Renewable Resource Shocks and Conflict in India’s Maoist BeltFebruary 25, 2013 By Maria Prebble
India’s Maoist (or “Naxalite”) insurgency has resulted in more than 9,000 deaths in the last decade and famously been called the country’s “single biggest internal security challenge” by Prime Minister Manmohan Singh. In, Renewable Resource Shocks and Conflict in India’s Maoist Belt, a working paper for the Center for Global Development, Devesh Kapur, Kishore Gawande, and Shanker Satyanth present their econometric analysis of the conflict and suggest that there is a link with natural resource depletion.

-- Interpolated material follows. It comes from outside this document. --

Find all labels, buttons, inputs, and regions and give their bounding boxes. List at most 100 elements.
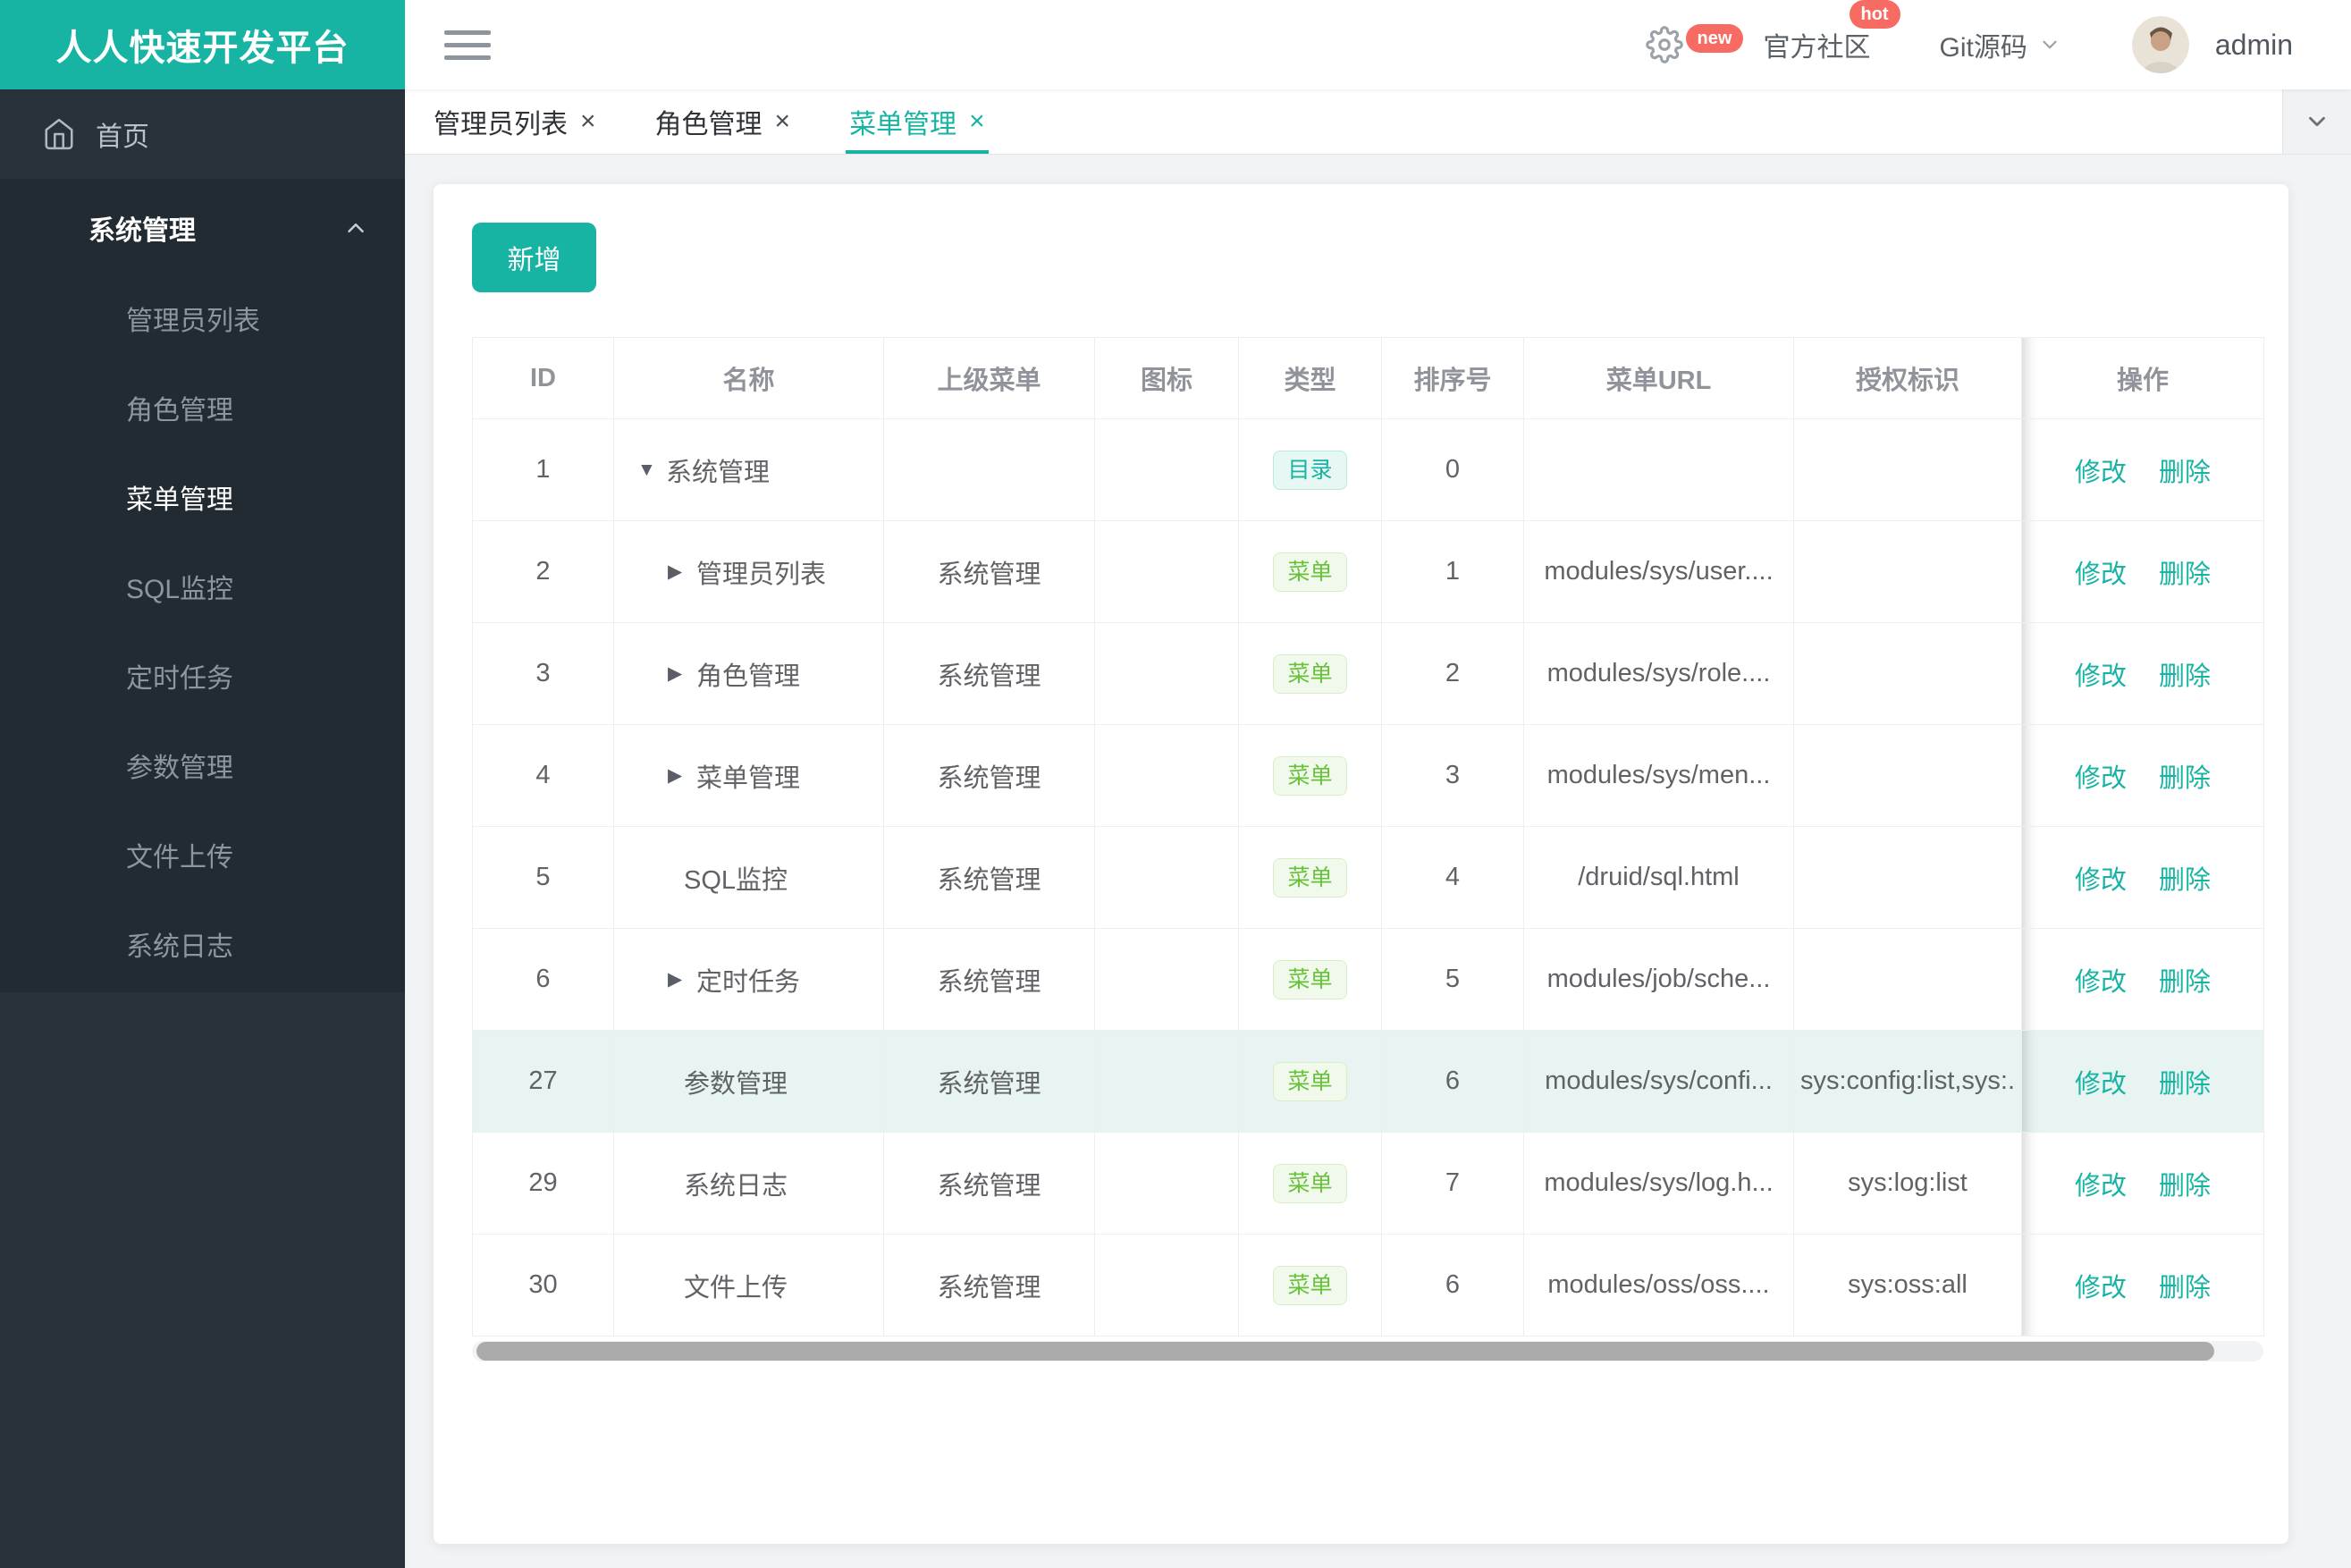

Kapur et al. conclude that negative resource shocks in the “Maoist belt,” such as periods of decreased rainfall, have a “robust, significant association with the intensity of the conflict” because they decrease the opportunity costs of joining the insurgency. They compared vegetation density to the intensity of the conflict measured in number of deaths. Based on data collected over seven years, the report’s initial results indicate that a one standard-deviation decrease in local vegetation density “increases killings by 12.5 percent contemporaneously, 9.7 perfect after a year, and 42.2 percent after two years.”
To alleviate the economic stresses imposed by resource shocks, the authors recommend granting local communities greater accessibility to national forests, as was ostensibly permitted through the Recognition of Forest Rights Act of 2006, and making more effort to ensure they are included in government-funded insurance schemes, such as the National Rural Employment Guarantee Act.